SOCIÉTÉ

Sébastien Bouzard est le nouveau président de la CGPME


Jeudi 6 Octobre 2016 à 18:49 | Lu 1223 fois

ÉCONOMIE - Seul candidat au poste, le patron de la société Tahiti Logiciel a été élu à l’unanimité par une quarantaine de chefs d’entreprises lors de l’assemblée générale de la CGPME ce matin.


Sébastien Bouzard lors de l'Assemblée générale de la CGPME
Sébastien Bouzard lors de l'Assemblée générale de la CGPME
Le président de la CGPME a changé : Sébastien Bouzard succède à Christophe Plée à la tête de la confédération générale des petites et moyennes entreprises.

Cela fait 12 ans que Sébastien Bouzard s’investit auprès de Christophe Plée pour défendre les intérêts des moyennes et petites entreprises. Et succéder à Christophe Plée, figure emblématique de la CGPME, réputé pour son franc parlé… est un défi pour Sébastien Bouzard. Le nouveau président s’inscrit dans la continuité des actions entreprises par son prédécesseur, qui reste à ses côté en tant que vice-président : "C'est un beau challenge mais Christophe a réussi à mettre la CGPME au premier rang. Il suffit juste de continuer dans son sillon.
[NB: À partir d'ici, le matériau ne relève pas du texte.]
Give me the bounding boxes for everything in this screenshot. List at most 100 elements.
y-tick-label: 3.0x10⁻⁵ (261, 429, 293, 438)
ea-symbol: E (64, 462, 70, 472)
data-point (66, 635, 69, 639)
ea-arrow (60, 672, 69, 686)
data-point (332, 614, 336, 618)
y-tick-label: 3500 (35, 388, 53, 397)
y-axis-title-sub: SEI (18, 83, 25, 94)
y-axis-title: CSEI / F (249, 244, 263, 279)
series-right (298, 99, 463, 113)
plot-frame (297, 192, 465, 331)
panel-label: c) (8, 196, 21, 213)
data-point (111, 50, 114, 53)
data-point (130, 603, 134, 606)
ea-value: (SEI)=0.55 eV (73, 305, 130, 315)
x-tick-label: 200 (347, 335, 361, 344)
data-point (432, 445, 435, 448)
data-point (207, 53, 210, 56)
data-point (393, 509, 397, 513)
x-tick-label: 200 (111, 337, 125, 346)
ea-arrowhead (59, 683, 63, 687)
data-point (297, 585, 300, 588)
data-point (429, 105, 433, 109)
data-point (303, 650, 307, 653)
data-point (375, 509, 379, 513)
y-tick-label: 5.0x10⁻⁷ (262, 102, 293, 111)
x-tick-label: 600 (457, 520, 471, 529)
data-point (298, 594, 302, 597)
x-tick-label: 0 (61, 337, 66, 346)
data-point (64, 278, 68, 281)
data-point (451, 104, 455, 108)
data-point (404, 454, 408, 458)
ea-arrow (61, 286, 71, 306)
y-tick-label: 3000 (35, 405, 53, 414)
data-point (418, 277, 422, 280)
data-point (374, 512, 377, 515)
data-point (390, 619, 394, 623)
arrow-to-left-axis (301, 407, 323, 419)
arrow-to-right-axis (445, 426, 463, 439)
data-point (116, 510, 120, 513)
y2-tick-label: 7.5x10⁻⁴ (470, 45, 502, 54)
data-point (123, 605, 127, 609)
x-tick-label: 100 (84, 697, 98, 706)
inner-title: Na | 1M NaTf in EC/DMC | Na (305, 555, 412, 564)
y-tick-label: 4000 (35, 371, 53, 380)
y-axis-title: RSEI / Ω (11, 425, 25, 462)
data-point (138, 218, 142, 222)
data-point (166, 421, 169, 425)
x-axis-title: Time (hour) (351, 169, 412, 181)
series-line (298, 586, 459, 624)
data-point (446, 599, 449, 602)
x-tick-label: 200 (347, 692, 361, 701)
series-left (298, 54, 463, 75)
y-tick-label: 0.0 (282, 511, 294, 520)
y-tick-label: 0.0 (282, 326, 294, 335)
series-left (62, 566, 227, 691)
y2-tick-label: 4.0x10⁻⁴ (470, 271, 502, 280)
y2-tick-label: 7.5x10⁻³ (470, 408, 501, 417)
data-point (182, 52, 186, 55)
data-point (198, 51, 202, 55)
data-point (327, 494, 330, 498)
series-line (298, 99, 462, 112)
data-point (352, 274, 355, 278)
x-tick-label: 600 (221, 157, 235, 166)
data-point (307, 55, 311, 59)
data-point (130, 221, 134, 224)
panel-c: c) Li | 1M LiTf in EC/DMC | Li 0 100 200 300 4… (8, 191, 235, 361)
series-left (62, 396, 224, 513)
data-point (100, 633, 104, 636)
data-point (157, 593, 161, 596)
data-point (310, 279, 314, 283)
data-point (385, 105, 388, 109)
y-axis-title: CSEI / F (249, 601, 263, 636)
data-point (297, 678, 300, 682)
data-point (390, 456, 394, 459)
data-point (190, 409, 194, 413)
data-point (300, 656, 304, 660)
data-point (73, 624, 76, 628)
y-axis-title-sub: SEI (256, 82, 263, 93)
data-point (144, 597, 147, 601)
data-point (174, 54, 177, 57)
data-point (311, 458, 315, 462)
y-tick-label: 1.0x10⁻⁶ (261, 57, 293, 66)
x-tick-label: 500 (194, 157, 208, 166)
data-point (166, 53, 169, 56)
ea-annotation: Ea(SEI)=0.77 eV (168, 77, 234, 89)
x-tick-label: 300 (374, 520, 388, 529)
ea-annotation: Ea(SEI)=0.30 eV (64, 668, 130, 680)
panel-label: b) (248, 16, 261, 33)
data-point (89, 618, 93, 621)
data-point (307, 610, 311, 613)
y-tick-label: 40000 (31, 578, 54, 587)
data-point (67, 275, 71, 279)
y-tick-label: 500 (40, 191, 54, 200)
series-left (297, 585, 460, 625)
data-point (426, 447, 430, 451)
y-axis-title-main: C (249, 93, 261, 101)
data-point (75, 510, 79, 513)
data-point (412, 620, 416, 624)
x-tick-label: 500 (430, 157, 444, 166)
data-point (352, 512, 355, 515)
Ca fait 12 ans que je m'investis pour la CGPME et je préfère agir que de critiquer..."  s'exclame Sébastien Bouzard! La CGPME ce n'est que du bénévolat, mais c'est tellement de satisfaction, même si on prend des coups! C'est aussi des belles rencontres, une belle famille, et pour rien au monde je ne la quitterai", ajoute Christophe Plée.
 

L’ancien président du syndicat polynésien des entreprises et prestataires de services, chef d’entreprise depuis 1999 et membre du CESC s’attellera au cours des trois prochaines années à poursuivre le combat de sa confédération, notamment en matière de réforme du code du travail polynésien.
 
 
La CGPME, c’est plus de 750 entreprises et 6500 salariés.
Le nouveau bureau ira défendre à Paris des dossiers tels que la tarification bancaire. Elle sera étudiée au ministère des Outre-mer en décembre. La CGPME participera également aux rencontres économiques du Pacifique Sud à Paris, pour demander 300 billets d’avions au profit de la formation des salariés polynésiens.